Macbook Pro OSX 10.10.5, Late 2013 model. Firewall entirely off (Stealth mode is certainly off). Three Macbook Pro’s wirelessly connected to the same wireless network (WPA/WPA2 Personal) under the same netmask with one and only wireless router (192.168.0.1).

Mac 1: inet 192.168.0.101 netmask 0xffffff00 broadcast 192.168.0.255
Mac 2: inet 192.168.0.105 netmask 0xffffff00 broadcast 192.168.0.255
Mac 3: inet 192.168.0.119 netmask 0xffffff00 broadcast 192.168.0.255

If ping each other, one will receive a permanent Request timeout for icmp_seq. If ping a random non-exist address (192.168.0.188), I get No route to host after Request timeout for icmp_seq. If any OS X ping the router (192.168.0.1), then it gets all packets transmitted and received with 0.0% loss.

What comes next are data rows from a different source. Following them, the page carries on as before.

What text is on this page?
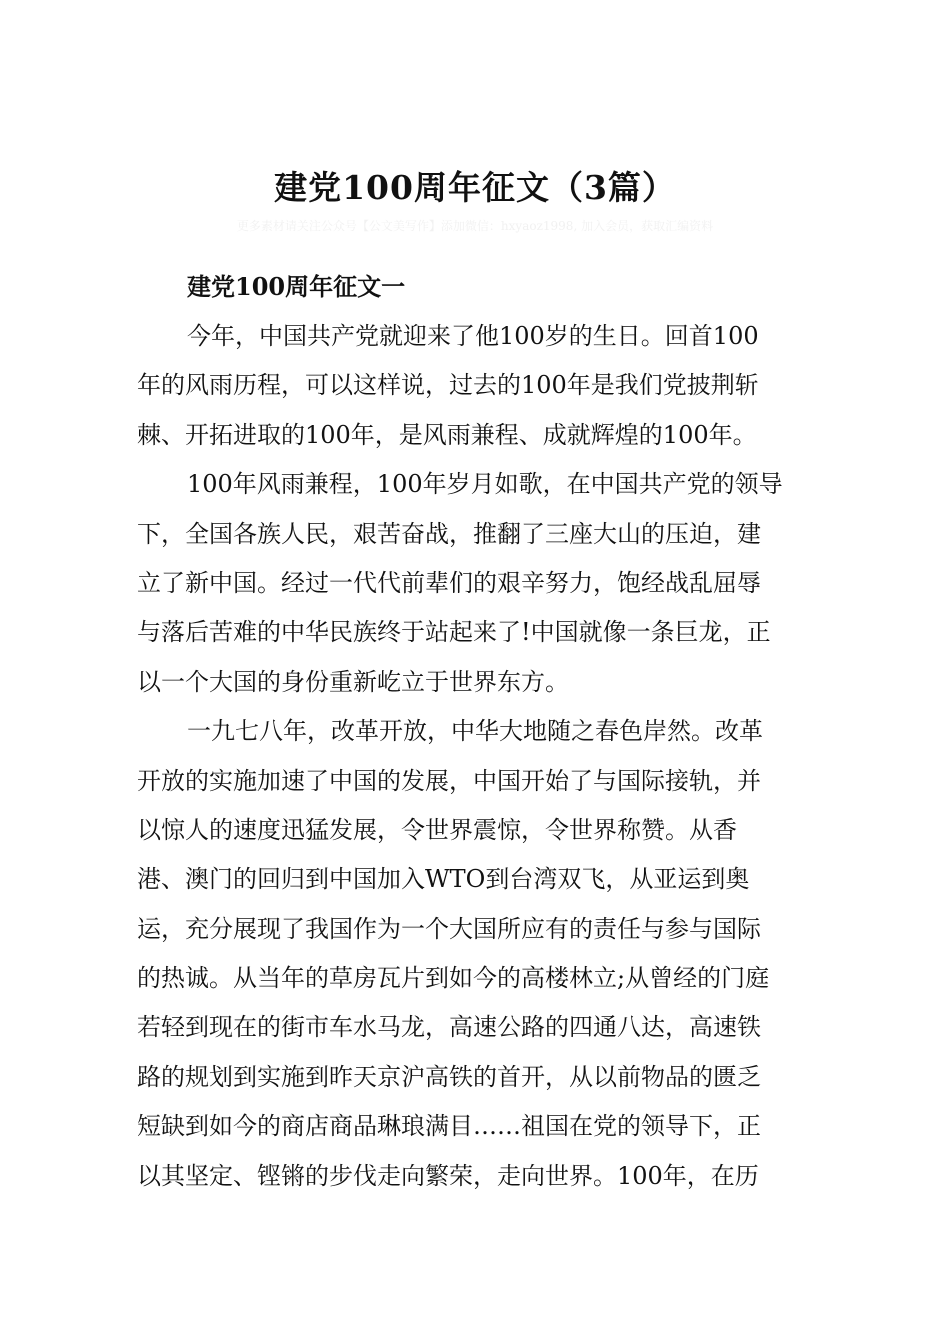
建党100周年征文（3篇）
更多素材请关注公众号【公文美写作】添加微信：hxyaoz1998, 加入会员，获取汇编资料
建党100周年征文一
今年，中国共产党就迎来了他100岁的生日。回首100
年的风雨历程，可以这样说，过去的100年是我们党披荆斩
棘、开拓进取的100年，是风雨兼程、成就辉煌的100年。
100年风雨兼程，100年岁月如歌，在中国共产党的领导
下，全国各族人民，艰苦奋战，推翻了三座大山的压迫，建
立了新中国。经过一代代前辈们的艰辛努力，饱经战乱屈辱
与落后苦难的中华民族终于站起来了!中国就像一条巨龙，正
以一个大国的身份重新屹立于世界东方。
一九七八年，改革开放，中华大地随之春色岸然。改革
开放的实施加速了中国的发展，中国开始了与国际接轨，并
以惊人的速度迅猛发展，令世界震惊，令世界称赞。从香
港、澳门的回归到中国加入WTO到台湾双飞，从亚运到奥
运，充分展现了我国作为一个大国所应有的责任与参与国际
的热诚。从当年的草房瓦片到如今的高楼林立;从曾经的门庭
若轻到现在的街市车水马龙，高速公路的四通八达，高速铁
路的规划到实施到昨天京沪高铁的首开，从以前物品的匮乏
短缺到如今的商店商品琳琅满目……祖国在党的领导下，正
以其坚定、铿锵的步伐走向繁荣，走向世界。100年，在历
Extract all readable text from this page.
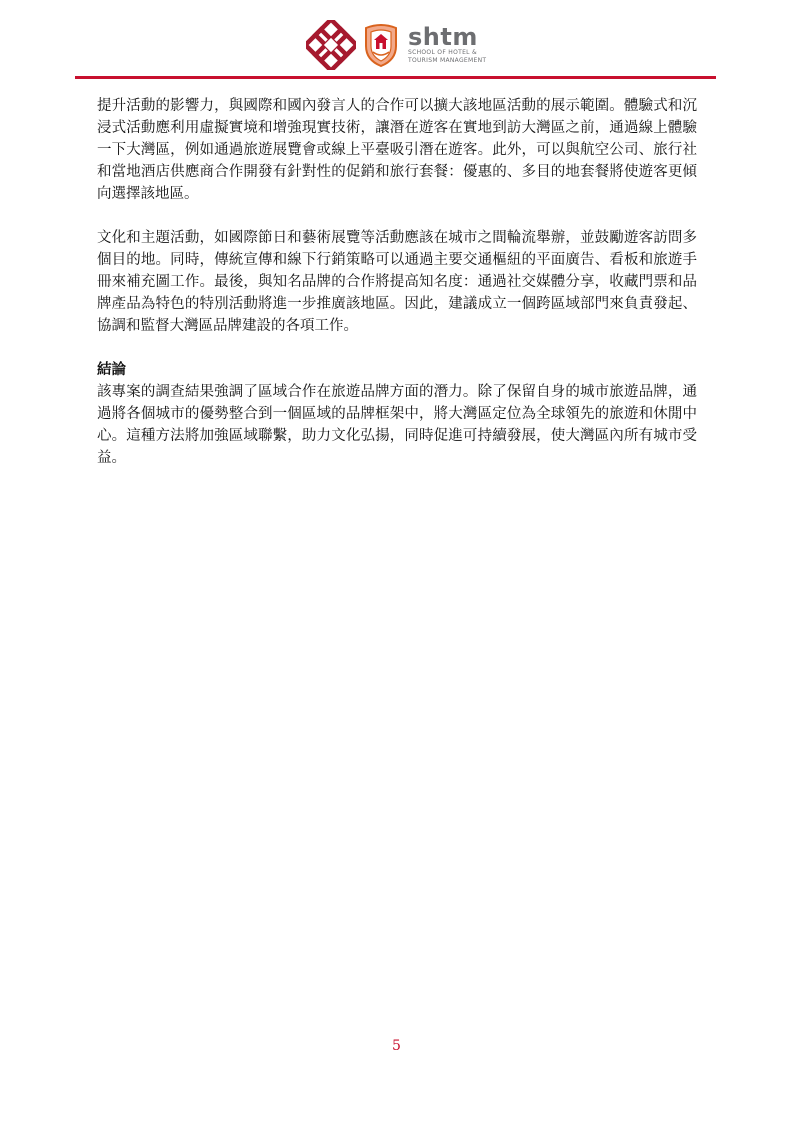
shtm
SCHOOL OF HOTEL &
TOURISM MANAGEMENT

提升活動的影響力，與國際和國內發言人的合作可以擴大該地區活動的展示範圍。體驗式和沉浸式活動應利用虛擬實境和增強現實技術，讓潛在遊客在實地到訪大灣區之前，通過線上體驗一下大灣區，例如通過旅遊展覽會或線上平臺吸引潛在遊客。此外，可以與航空公司、旅行社和當地酒店供應商合作開發有針對性的促銷和旅行套餐：優惠的、多目的地套餐將使遊客更傾向選擇該地區。

文化和主題活動，如國際節日和藝術展覽等活動應該在城市之間輪流舉辦，並鼓勵遊客訪問多個目的地。同時，傳統宣傳和線下行銷策略可以通過主要交通樞紐的平面廣告、看板和旅遊手冊來補充圖工作。最後，與知名品牌的合作將提高知名度：通過社交媒體分享，收藏門票和品牌產品為特色的特別活動將進一步推廣該地區。因此，建議成立一個跨區域部門來負責發起、協調和監督大灣區品牌建設的各項工作。

結論

該專案的調查結果強調了區域合作在旅遊品牌方面的潛力。除了保留自身的城市旅遊品牌，通過將各個城市的優勢整合到一個區域的品牌框架中，將大灣區定位為全球領先的旅遊和休閒中心。這種方法將加強區域聯繫，助力文化弘揚，同時促進可持續發展，使大灣區內所有城市受益。

5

From the results I assume the OS X can ping router and the router tries to transmit the packet if the IP exist,

1
  • I occasionally see the same under 10.11.3. Turning off Wifi and immediately turning it on again helps. Feb 2, 2016 at 1:21

3 Answers 3

3

First, it seems your wireless router seems to have some firewall part preventing ICMP messages (ping is one part of this protocol suite) going over the wireless lan to prevent a ping flood. To verify this, try out these tests:

  1. Disable any VPN software you may run (VPN software mostly includes Desktop policies preventing "unwanted" protocols to be executed and they insert special routes).

  2. ping -c2 192.168.0.255

A usual behaviour for that command would be to get an answer from all your machines in the same network. If this doesn't work, something else is preventing that. As you wrote you disabled all the OS X firewalls, this command should be successful.

To verify this, go to step 2:

  1. Take two MBP and connect them with one CAT6 Gigabit Ethernetcable and assign IP adresses to the LAN ports:

    MBP1: en0: 172.16.42.5 netmask 255.255.255.0

    MBP2: en0: 172.16.42.6 netmask 255.255.255.0

    MBP3: en0: 172.16.42.7 netmask 255.255.255.0

Now try to ping MBP2 from MBP1 and vice versa and take notes:

MBP1 -> MBP2: 1->2 yes / no, 2->1 yes / no

MBP1 -> MBP3: 1->3 yes / no, 3->1 yes / no

MBP2 -> MBP3: 2->3 yes / no, 3->2 yes / no

If all of these connections are working, then you know the router is the bad guy. Take a closer look in your router configuration and look there for terms like "broadcast storm", "ping flood" or "ICMP broadcast prevention". Switch that feature off and try it again.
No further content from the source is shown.